Ao longo da vida vivenciamos momentos de grande aflição que por vezes não são tão efémeros quanto gostaríamos. Sem as ferramentas apropriadas para lidar com a ansiedade, aprendemos a conviver com a apreensão por tempo indeterminado.

 

Instalar-se-á uma preocupação exagerada que na realidade está longe da realidade. A verdade é que atrapalham a vida real. Felizmente, existem muitas formas de manejar esse sentimento tão desagradável.

 

Quando a ansiedade passa a ser um problema, incapacitando o desenvolvimento normal das tarefas do dia-a-dia, estamos diante de um transtorno psicológico, associando outros sintomas como:

– Irritabilidade

– Fadiga constante

– Fobias

– Obsessão

– Pensamentos catastróficos

– Preocupação excessiva

– Tensão muscular

– Insónia

– Entre outros.

 

Síndrome do Pânico e Transtorno Obsessivo Compulsivo

 

Não sendo tratado atempadamente, a ansiedade pode manifestar-se através do Síndrome do Pânico e Transtorno Obsessivo Compulsivo (TOC). Como controlar a ansiedade no dia-a-dia?

 

Tanto para quem sofre com os sintomas do transtorno de ansiedade generalizada quanto para pessoas ligeiramente ansiosas é importante adotar mecanismos para controlar a ansiedade. A chave para que as dicas funcionem de verdade é a repetição.

 

Tentar uma vez não é o suficiente e não vai fazer a ansiedade desaparecer milagrosamente. É necessário desenvolver hábitos positivos através da reeducação do cérebro. Além da procura de um profissional de saúde mental, como um Psicólogo, que irá estudar o perfil individual, as causas e ajudar a ultrapassar as dificuldades associadas à ansiedade, deixamos alguns passos simples, que podem ajudar a ultrapassar autonomamente alguns picos de ansiedade.

 

Treine a respiração profunda

Respirar profundamente é um conselho antigo. Quando inspiramos o ar e expiramos vagarosamente, o cérebro compreende que podemos (e devemos) relaxar. O efeito é quase imediato. Pode ser difícil no início, mas com o treino torna-se mais eficiente. Bastam dois minutos diários de treino para o corpo aprender a se acalmar imediatamente.

 

Faça técnicas de relaxamento

Após um dia de trabalho cheio, procure uma música relaxante, desligue as luzes do quarto (se preferir) e deite-se confortavelmente. Não pense no trabalho, nos problemas, nas pendências.

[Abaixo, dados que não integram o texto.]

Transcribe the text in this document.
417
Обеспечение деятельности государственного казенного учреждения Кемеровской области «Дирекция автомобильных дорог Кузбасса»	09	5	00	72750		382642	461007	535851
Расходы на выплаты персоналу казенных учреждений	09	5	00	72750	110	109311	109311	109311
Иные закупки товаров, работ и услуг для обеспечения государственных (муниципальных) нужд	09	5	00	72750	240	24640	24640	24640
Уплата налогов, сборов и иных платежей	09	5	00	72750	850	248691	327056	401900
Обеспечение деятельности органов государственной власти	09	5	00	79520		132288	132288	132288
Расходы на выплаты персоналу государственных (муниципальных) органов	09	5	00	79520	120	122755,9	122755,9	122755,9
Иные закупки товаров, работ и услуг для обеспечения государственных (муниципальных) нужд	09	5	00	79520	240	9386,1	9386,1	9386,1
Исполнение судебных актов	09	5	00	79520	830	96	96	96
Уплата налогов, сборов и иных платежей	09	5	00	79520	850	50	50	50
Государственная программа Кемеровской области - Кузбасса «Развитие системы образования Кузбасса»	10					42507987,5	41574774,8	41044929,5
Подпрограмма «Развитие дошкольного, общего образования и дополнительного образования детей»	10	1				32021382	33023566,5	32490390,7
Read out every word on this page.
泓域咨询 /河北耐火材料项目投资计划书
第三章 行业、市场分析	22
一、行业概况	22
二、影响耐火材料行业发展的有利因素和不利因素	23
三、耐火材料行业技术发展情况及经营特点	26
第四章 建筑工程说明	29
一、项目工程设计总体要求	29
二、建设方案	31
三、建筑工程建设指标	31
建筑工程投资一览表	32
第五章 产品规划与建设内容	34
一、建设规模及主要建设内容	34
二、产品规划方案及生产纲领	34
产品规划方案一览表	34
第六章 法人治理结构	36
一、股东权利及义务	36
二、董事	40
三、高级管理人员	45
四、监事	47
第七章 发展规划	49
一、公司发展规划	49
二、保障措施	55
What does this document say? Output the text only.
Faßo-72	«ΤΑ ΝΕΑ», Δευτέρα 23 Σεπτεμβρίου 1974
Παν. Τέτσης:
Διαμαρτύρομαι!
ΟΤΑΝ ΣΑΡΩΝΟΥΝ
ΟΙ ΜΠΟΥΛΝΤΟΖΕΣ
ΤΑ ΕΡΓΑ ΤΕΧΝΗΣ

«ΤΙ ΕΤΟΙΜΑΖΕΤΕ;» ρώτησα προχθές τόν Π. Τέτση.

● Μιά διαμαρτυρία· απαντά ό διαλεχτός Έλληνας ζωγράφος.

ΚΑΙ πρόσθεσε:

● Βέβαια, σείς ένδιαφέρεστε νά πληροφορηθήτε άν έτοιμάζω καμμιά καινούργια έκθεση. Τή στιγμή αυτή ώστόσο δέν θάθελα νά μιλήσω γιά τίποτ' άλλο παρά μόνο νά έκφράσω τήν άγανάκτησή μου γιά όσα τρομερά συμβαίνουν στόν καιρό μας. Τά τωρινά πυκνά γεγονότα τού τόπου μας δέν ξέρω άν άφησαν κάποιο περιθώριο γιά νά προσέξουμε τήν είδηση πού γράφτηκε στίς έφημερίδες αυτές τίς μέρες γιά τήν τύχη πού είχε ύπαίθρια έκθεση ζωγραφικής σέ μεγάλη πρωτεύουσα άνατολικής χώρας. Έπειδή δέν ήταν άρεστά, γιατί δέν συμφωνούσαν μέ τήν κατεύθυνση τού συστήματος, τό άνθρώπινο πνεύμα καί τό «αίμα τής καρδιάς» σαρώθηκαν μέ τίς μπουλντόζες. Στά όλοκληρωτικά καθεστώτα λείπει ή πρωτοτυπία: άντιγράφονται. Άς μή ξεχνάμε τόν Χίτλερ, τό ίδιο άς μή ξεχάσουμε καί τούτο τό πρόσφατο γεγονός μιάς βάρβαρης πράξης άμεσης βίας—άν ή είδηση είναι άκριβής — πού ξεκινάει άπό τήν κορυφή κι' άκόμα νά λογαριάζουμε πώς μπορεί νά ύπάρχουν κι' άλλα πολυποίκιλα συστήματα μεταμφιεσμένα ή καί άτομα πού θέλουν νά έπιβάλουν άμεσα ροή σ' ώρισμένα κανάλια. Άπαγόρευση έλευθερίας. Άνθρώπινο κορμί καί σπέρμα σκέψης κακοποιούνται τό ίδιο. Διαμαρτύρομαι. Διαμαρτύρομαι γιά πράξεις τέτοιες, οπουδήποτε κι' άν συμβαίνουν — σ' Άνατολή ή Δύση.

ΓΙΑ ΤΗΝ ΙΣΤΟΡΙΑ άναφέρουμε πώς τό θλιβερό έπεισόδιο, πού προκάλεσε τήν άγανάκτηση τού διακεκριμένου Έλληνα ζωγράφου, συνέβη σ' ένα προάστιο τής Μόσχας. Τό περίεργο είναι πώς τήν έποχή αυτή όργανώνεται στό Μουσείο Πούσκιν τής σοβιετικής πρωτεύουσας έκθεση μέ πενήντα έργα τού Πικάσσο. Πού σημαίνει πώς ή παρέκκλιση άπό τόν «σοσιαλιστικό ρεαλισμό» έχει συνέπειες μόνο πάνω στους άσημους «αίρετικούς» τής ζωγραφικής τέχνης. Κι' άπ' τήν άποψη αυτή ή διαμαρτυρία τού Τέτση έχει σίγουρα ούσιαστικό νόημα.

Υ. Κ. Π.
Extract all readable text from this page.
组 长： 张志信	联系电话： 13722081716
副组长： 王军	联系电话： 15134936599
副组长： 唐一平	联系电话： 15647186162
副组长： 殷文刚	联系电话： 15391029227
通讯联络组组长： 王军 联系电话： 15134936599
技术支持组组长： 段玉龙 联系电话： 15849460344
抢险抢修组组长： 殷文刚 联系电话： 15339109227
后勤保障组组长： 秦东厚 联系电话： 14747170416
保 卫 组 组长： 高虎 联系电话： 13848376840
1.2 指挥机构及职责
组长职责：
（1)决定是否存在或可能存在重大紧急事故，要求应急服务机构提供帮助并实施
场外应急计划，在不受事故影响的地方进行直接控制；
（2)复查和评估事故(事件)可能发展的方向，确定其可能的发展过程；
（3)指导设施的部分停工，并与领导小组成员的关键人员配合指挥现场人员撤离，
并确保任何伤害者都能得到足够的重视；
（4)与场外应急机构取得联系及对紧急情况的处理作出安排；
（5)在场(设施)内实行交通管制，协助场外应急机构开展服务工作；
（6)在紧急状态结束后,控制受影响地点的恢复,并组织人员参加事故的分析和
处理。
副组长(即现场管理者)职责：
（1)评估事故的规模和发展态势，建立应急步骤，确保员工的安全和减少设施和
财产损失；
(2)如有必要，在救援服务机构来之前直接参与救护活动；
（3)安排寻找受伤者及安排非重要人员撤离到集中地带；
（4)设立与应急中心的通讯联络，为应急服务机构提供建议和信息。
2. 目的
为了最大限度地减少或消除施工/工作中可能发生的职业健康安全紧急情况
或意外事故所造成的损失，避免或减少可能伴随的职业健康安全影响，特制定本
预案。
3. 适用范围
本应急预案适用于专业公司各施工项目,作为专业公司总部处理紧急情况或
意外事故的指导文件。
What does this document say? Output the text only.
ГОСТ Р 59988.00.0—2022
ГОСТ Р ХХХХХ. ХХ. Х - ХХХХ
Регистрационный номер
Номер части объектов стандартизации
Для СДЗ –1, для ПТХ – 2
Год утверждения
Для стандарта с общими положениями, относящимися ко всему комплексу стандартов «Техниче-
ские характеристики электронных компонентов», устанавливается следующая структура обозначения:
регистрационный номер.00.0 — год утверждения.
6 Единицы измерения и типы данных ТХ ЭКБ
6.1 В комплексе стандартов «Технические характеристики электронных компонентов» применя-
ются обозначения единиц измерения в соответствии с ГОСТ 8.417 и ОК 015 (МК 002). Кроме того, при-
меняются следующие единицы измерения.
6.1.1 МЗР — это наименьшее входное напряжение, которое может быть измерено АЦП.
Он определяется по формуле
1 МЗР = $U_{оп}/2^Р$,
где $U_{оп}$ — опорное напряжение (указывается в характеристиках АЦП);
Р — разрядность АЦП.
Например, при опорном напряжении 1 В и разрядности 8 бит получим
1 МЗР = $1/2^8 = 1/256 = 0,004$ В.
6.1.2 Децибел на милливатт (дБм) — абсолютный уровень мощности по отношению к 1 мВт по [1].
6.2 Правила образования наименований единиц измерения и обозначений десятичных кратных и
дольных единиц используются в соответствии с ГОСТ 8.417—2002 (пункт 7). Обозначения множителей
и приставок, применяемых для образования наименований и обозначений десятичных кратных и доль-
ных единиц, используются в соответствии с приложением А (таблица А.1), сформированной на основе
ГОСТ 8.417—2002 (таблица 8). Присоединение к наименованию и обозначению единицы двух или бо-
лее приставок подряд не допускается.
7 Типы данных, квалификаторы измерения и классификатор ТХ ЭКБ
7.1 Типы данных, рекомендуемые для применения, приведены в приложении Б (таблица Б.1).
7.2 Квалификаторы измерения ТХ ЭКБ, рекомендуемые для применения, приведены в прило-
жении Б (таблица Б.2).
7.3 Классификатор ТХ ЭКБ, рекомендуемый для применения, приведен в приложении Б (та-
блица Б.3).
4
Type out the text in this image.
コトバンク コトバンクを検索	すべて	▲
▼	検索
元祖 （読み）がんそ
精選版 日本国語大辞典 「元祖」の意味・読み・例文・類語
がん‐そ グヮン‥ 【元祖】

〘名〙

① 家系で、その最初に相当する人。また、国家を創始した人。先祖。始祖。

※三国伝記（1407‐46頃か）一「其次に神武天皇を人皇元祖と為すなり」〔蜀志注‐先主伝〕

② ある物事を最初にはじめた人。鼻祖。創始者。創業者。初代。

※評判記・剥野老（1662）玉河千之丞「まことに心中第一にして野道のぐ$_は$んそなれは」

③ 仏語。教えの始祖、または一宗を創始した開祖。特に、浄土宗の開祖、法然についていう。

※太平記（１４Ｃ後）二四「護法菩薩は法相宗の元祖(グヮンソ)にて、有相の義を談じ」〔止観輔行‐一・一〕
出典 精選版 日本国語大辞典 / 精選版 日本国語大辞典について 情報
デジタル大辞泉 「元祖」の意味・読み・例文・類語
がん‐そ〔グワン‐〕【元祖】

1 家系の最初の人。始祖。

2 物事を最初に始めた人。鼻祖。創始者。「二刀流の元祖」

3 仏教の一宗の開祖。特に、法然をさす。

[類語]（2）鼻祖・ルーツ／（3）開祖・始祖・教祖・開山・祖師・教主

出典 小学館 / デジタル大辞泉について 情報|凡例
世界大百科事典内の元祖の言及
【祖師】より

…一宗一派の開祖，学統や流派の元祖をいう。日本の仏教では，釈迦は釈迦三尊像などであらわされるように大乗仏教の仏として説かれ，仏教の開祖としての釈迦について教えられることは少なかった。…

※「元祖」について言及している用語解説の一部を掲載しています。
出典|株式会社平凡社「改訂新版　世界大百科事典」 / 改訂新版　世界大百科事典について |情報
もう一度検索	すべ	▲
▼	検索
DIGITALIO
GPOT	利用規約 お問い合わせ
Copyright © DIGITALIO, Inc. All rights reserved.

Concentre-se apenas em sua respiração e na música. De preferência, use fones de ouvido para aprofundar o relaxamento. Repetindo esta curta sessão de relaxamento diariamente, ajuda na redução de sensações de ansiedade. Evidências científicas demonstram que estes momentos de silêncio são importantes para a nossa saúde mental.

 

Pratique atividade física

É mais do que confirmado que a atividade física moderada, pelo menos três vezes por semana, ajuda a controlar a ansiedade, além de agir como prevenção e tratamento complementar para transtornos mentais. A atividade física liberta as hormonas da felicidade (dopamina, endorfina e serotonina), promovendo o bem-estar e a disposição física pelo resto do dia.

 

Alimente pensamentos bons

Você já percebeu que quando nos lembramos de algo embaraçoso ficamos com vergonha novamente? Ou quando imaginamos uma situação positiva o nosso entusiasmo cresce de imediato?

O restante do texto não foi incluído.